Exclusive — Rep. Sanford: NSA Needs More Oversight, Accountability

Exclusive — Rep. Sanford: NSA Needs More Oversight, Accountability

If you accept the premise that our country was founded on liberty, then what’s been happening at the National Security Agency is a challenge to that core principle. I say this because as conservatives we fight taxes or spending because they are proxies for freedom. If I can’t decide where to spend my money or have to take more out of my pocket at the end of the year to send to Washington, my freedom in that year has been curtailed. Yet many of my conservative friends who would howl in protest to more spending or taxes have been relatively quiet on the NSA issue. I don’t think they fully recognize the ways in which civil liberty is just as important a branch of freedom as the economic legs they readily contest.
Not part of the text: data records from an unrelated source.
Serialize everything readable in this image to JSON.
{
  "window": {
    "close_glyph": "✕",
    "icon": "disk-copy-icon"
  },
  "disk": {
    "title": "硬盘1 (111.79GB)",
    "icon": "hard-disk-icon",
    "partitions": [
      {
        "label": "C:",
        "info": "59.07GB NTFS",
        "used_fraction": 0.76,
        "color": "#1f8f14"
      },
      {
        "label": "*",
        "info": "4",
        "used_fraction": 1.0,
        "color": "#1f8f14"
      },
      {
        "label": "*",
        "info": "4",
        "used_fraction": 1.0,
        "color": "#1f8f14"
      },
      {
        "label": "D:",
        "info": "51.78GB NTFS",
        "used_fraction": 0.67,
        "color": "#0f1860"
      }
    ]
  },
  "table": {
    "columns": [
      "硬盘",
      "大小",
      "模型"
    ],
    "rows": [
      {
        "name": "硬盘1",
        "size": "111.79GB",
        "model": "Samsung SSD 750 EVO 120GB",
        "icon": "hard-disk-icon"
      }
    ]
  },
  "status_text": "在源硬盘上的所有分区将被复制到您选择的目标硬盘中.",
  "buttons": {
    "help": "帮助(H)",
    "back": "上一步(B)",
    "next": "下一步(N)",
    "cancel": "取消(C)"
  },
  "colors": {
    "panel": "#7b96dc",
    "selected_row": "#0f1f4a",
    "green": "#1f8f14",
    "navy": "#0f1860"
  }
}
In fact with each new story about the National Security Agency, I’m reminded of a quote from Thomas Jefferson, “When people fear the government, there is tyranny. When the government fears the people, there is liberty.” To me the surveillance programs and data collection going on at the NSA are a challenge to liberty, and even cross the line of liberty that the Constitution was built to protect. Congressman Jim Sensenbrenner, who authored the original PATRIOT Act, has been outraged by the ways in which current NSA activity goes well beyond what they intended in that bill. Accordingly, he has an excellent, large scale reform bill that I hope we have the chance to pass this spring.

There is still a question that remains though, and that is if we did pass Sensenbrenner’s reforms, how do we know they will be enforced at the NSA? You may tell your kids they need to be doing their homework, but any parent with teenagers knows it’s also wise to check by the room on occasion to make sure they are doing just that. Similarly, business managers believe line workers will always get it right, but they check in, monitor, and have controls in place to make sure that assumption is valid.

The NSA, with or without reforms, is no different. This is especially true given the NSA’s recent admission that violations of surveillance rules are attributable to “poor management, lack of involvement by compliance officials and lack of internal verification procedures, not by bad faith.” With work as sensitive as the NSA’s, someone needs to be checking, and its present structure is an affront to both common sense and anyone who believes in a chain of command. 

For that reason I’ve introduced a bill that would strengthen the NSA’s internal oversight by giving more independence to its Inspector General. It’s not a big bill, but a small piece in the puzzle of changes that I think are vital to making sure that NSA’s work is consistent with the platform of liberty that the Founding Fathers created.

Currently the NSA’s Inspector General, the person in charge of investigating violations and keeping the Agency in line, is handpicked and appointed by the Agency’s Director. This is significant because at every other major security agency – the Department of Defense, Department of Homeland Security, Department of Justice, and Central Intelligence Agency – the Inspectors General are appointed by the President and confirmed by the Senate. In each of these agencies, they had the wisdom to move oversight from the operational chain of command. The NSA plays just as significant a role in intelligence as these agencies do and yet does not have the same effective oversight model. Only at the NSA do they suppose that the person hired to look both deeply and critically at the operations of the agency should be hired and fired by the very person who will be most affected by those findings. I don’t know of anyone who thinks that one can be independent in their assessments if they are wholly dependent economically and career wise as a result of the consequence of their assessments. If your mortgage payment depended on keeping your job, would you at all couch critical discoveries?

History also says change here is an important step. When the CIA came under fire in the 1980s for the Iran-Contra scandal, one of the steps Congress took was to make their Inspector General an independently appointed position. Strengthening their internal oversight and accountability procedure was the right move, and recently former CIA Inspector General Britt Snider joined the call for this step to be taken at the NSA.

With all this in mind, I introduced, HR 3436, which would make the NSA’s Inspector General a position appointed by the President and confirmed by the Senate. Colleagues from both sides of the aisle are joining me in supporting this bill, and I’d ask that you encourage your representative to do the same.